But with credit markets in buoyant shape towards the end of the first quarter, Aegon revived its mandate and approached the market anew on the morning of 28 March.

Initial price thoughts of the 6% area were set for the EUR500m no-grow perpetual non-call five instrument, rated Baa3/BBB-/BB+. Orders passed EUR1bn in around an hour and a half, and after three hours guidance was set at the 5.75% area, plus or minus 0.125%, will price in range, with books above EUR2bn. The new issue was ultimately priced at 5.625%, with a reset spread of 521bp, on the back of over EUR2.5bn of demand, pre-reconciliation.

“It was worth the wait,” said André Bonnal, FI syndicate at Crédit Agricole CIB. “It felt like unfinished business as they did not come to the market at the end of 2018, but now they have successfully priced their debut, with the deal five times covered and performing well in the secondary market. It’s a really good development for the RT1 market.”

He noted that since being opened in October 2017 by ASR Nederland with its EUR300m trade, the euro RT1 sector has remained thin, seeing only one other liquid benchmark, in June 2018 when CNP Assurances sold the first EUR500m trade.

“Furthermore, those were printed when the market was very strong, so the RT1 market had never really performed,” added Bonnal.

However, thanks to the first quarter rally, CNP Assurances’ RT1 was trading back at par, while prevailing market levels allowed Aegon to go out with a 6% coupon as its starting point, he noted, while Aegon also offered a higher reset spread than either ASR or CNP.
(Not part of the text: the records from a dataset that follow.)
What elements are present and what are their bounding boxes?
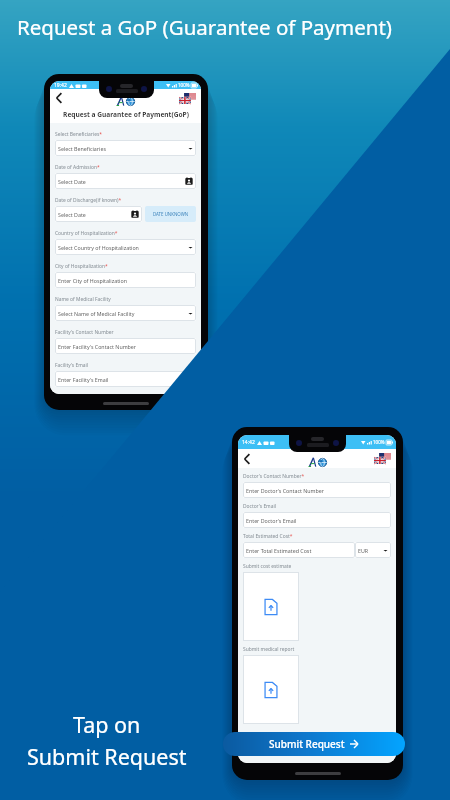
staticText: Enter Facility's Email <box>58 376 109 383</box>
staticText: Submit medical report <box>243 646 295 653</box>
staticText: City of Hospitalization* <box>55 263 108 270</box>
staticText: Select Country of Hospitalization <box>58 244 139 251</box>
staticText: Submit Request <box>269 737 345 751</box>
staticText: Submit cost estimate <box>243 563 292 570</box>
button[interactable]: Upload file <box>243 572 299 641</box>
staticText: Enter Total Estimated Cost <box>246 547 312 554</box>
staticText: Total Estimated Cost* <box>243 533 293 540</box>
button[interactable]: Enter Doctor's Email <box>243 512 391 528</box>
button[interactable]: Select Date <box>55 173 196 189</box>
button[interactable]: Enter Facility's Contact Number <box>55 338 196 354</box>
staticText: EUR <box>358 547 369 554</box>
staticText: 14:42 <box>242 439 255 446</box>
staticText: 100% <box>373 439 385 445</box>
staticText: Select Date <box>58 211 86 218</box>
staticText: 19:42 <box>54 82 67 89</box>
button[interactable]: Select Country of Hospitalization <box>55 239 196 255</box>
staticText: Request a Guarantee of Payment(GoP) <box>63 110 189 119</box>
staticText: Date of Discharge(if known)* <box>55 197 122 204</box>
button[interactable]: Back <box>52 91 66 105</box>
staticText: Request a GoP (Guarantee of Payment) <box>17 13 393 41</box>
staticText: Select Name of Medical Facility <box>58 310 135 317</box>
button[interactable]: Back <box>240 452 254 466</box>
staticText: Enter Facility's Contact Number <box>58 343 137 350</box>
button[interactable]: Enter Facility's Email <box>55 371 196 387</box>
button[interactable]: Enter Doctor's Contact Number <box>243 482 391 498</box>
staticText: Tap on <box>73 710 141 739</box>
staticText: Select Beneficiaries* <box>55 131 102 138</box>
button[interactable]: Enter Total Estimated Cost <box>243 542 355 558</box>
staticText: Date of Admission* <box>55 164 100 171</box>
button[interactable]: Select Beneficiaries <box>55 140 196 156</box>
button[interactable]: Upload file <box>243 655 299 724</box>
staticText: Select Date <box>58 178 86 185</box>
staticText: 100% <box>178 82 190 88</box>
staticText: Select Beneficiaries <box>58 145 106 152</box>
staticText: Enter Doctor's Email <box>246 517 297 524</box>
staticText: Enter City of Hospitalization <box>58 277 127 284</box>
button[interactable]: Language <box>374 453 391 464</box>
button[interactable]: Submit Request <box>223 732 405 756</box>
button[interactable]: EUR <box>355 542 391 558</box>
staticText: Country of Hospitalization* <box>55 230 118 237</box>
staticText: Doctor's Email <box>243 503 276 510</box>
staticText: Doctor's Contact Number* <box>243 473 305 480</box>
button[interactable]: Select Date <box>55 206 142 222</box>
button[interactable]: DATE UNKNOWN <box>145 206 196 222</box>
staticText: Name of Medical Facility <box>55 296 111 303</box>
staticText: Submit Request <box>27 742 187 771</box>
staticText: Enter Doctor's Contact Number <box>246 487 324 494</box>
button[interactable]: Enter City of Hospitalization <box>55 272 196 288</box>
staticText: DATE UNKNOWN <box>153 211 189 217</box>
button[interactable]: Language <box>179 93 196 104</box>
staticText: Facility's Contact Number <box>55 329 114 336</box>
staticText: Facility's Email <box>55 362 88 369</box>
button[interactable]: Select Name of Medical Facility <box>55 305 196 321</box>
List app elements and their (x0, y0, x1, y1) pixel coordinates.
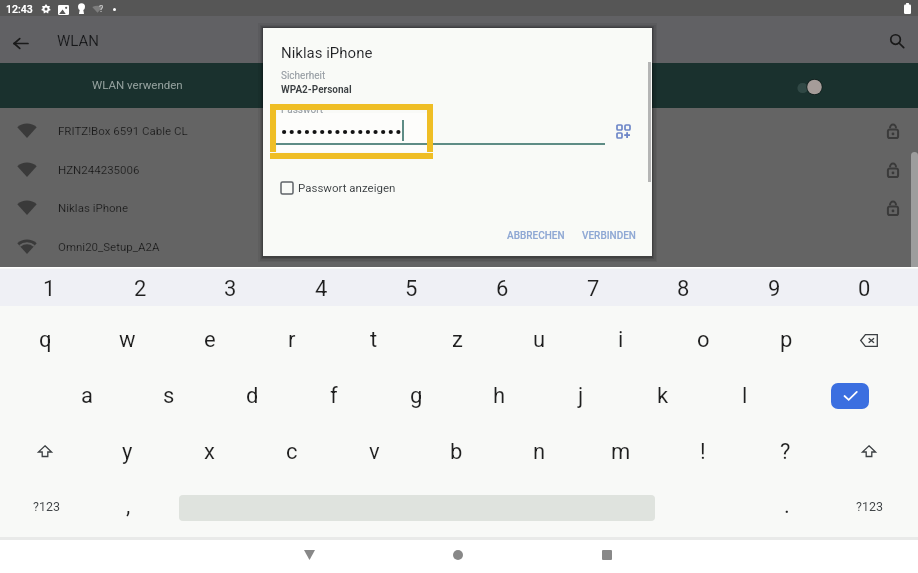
button[interactable]: k (637, 376, 689, 416)
button[interactable]: n (513, 432, 565, 472)
button[interactable]: t (348, 320, 400, 360)
staticText: ?123 (856, 499, 883, 514)
button[interactable]: Recent apps (592, 540, 622, 570)
button[interactable]: 2 (114, 269, 166, 309)
button[interactable]: b (430, 432, 482, 472)
staticText: 5 (405, 276, 418, 302)
button[interactable]: x (183, 432, 235, 472)
staticText: 0 (858, 276, 871, 302)
button[interactable]: e (184, 320, 236, 360)
button[interactable]: Omni20_Setup_A2A (0, 228, 918, 266)
staticText: s (163, 383, 175, 409)
staticText: n (533, 439, 546, 465)
button[interactable]: 1 (23, 269, 75, 309)
staticText: Niklas iPhone (281, 44, 373, 62)
staticText: WLAN verwenden (92, 78, 183, 91)
button[interactable]: FRITZ!Box 6591 Cable CL (0, 112, 918, 150)
button[interactable]: p (760, 320, 812, 360)
button[interactable]: ?123 (843, 486, 895, 526)
staticText: ? (99, 4, 104, 15)
button[interactable]: c (266, 432, 318, 472)
staticText: d (246, 383, 259, 409)
button[interactable]: ABBRECHEN (497, 225, 575, 247)
button[interactable]: ! (677, 432, 729, 472)
button[interactable]: d (226, 376, 278, 416)
button[interactable]: w (101, 320, 153, 360)
button[interactable]: q (19, 320, 71, 360)
button[interactable]: o (677, 320, 729, 360)
button[interactable]: Niklas iPhone (0, 189, 918, 227)
staticText: . (784, 493, 790, 519)
button[interactable]: Backspace (848, 320, 890, 360)
button[interactable]: u (513, 320, 565, 360)
button[interactable]: r (266, 320, 318, 360)
staticText: FRITZ!Box 6591 Cable CL (58, 124, 188, 137)
staticText: Sicherheit (281, 70, 326, 82)
staticText: ! (700, 439, 706, 465)
button[interactable]: VERBINDEN (572, 225, 645, 247)
button[interactable]: 5 (385, 269, 437, 309)
button[interactable]: f (308, 376, 360, 416)
button[interactable]: Search (883, 27, 911, 55)
button[interactable]: Enter (831, 383, 869, 409)
button[interactable]: Back (294, 540, 324, 570)
staticText: ? (780, 439, 791, 465)
staticText: j (578, 383, 584, 409)
staticText: l (742, 383, 748, 409)
staticText: Passwort (281, 104, 324, 116)
button[interactable]: Back (6, 29, 34, 57)
staticText: f (330, 383, 338, 409)
button[interactable]: 9 (748, 269, 800, 309)
button[interactable]: Scan QR code (613, 121, 633, 141)
button[interactable]: 6 (476, 269, 528, 309)
button[interactable]: h (473, 376, 525, 416)
button[interactable]: , (102, 486, 154, 526)
staticText: ABBRECHEN (507, 230, 565, 242)
staticText: 3 (224, 276, 237, 302)
button[interactable]: ?123 (20, 486, 72, 526)
button[interactable]: . (761, 486, 813, 526)
staticText: b (450, 439, 463, 465)
button[interactable]: WLAN verwenden (0, 63, 918, 108)
staticText: z (452, 327, 463, 353)
staticText: Niklas iPhone (58, 201, 129, 214)
button[interactable]: Home (443, 540, 473, 570)
staticText: WPA2-Personal (281, 84, 352, 96)
button[interactable]: z (431, 320, 483, 360)
staticText: 9 (768, 276, 781, 302)
button[interactable]: s (143, 376, 195, 416)
button[interactable]: 4 (295, 269, 347, 309)
button[interactable]: 0 (838, 269, 890, 309)
staticText: Passwort anzeigen (298, 181, 396, 194)
staticText: , (126, 493, 131, 519)
button[interactable]: ? (759, 432, 811, 472)
button[interactable]: v (348, 432, 400, 472)
button[interactable]: a (61, 376, 113, 416)
button[interactable]: g (390, 376, 442, 416)
staticText: a (81, 383, 93, 409)
button[interactable]: i (595, 320, 647, 360)
staticText: 7 (587, 276, 600, 302)
staticText: x (204, 439, 215, 465)
staticText: WLAN (57, 32, 100, 50)
button[interactable]: Shift (24, 432, 66, 472)
button[interactable]: Passwort anzeigen (277, 175, 417, 199)
button[interactable]: 8 (657, 269, 709, 309)
staticText: i (618, 327, 624, 353)
button[interactable]: j (555, 376, 607, 416)
button[interactable]: Shift (848, 432, 890, 472)
button[interactable]: l (719, 376, 771, 416)
staticText: o (697, 327, 710, 353)
button[interactable]: 3 (204, 269, 256, 309)
staticText: h (493, 383, 506, 409)
staticText: t (370, 327, 378, 353)
button[interactable]: HZN244235006 (0, 151, 918, 189)
button[interactable]: 7 (567, 269, 619, 309)
staticText: 12:43 (6, 3, 33, 15)
staticText: Omni20_Setup_A2A (58, 240, 160, 253)
button[interactable]: y (101, 432, 153, 472)
button[interactable]: m (595, 432, 647, 472)
staticText: w (119, 327, 136, 353)
staticText: g (410, 383, 423, 409)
“It clearly offered good value in terms of reset spread and headline coupon,” said Bonnal, “especially when we know that yields are dropping and the hunt for yield is going to continue. Plus it was investment grade-rated.”

Aegon said it intends to use the proceeds from the issuance for redemption of grandfathered RT1 securities.

“The successful inaugural issuance of these RT1 securities demonstrates our financial strength and creditworthiness,” said Matt Rider, CFO of Aegon. “This transaction provides us with financial flexibility to call part of our outstanding grandfathered securities.”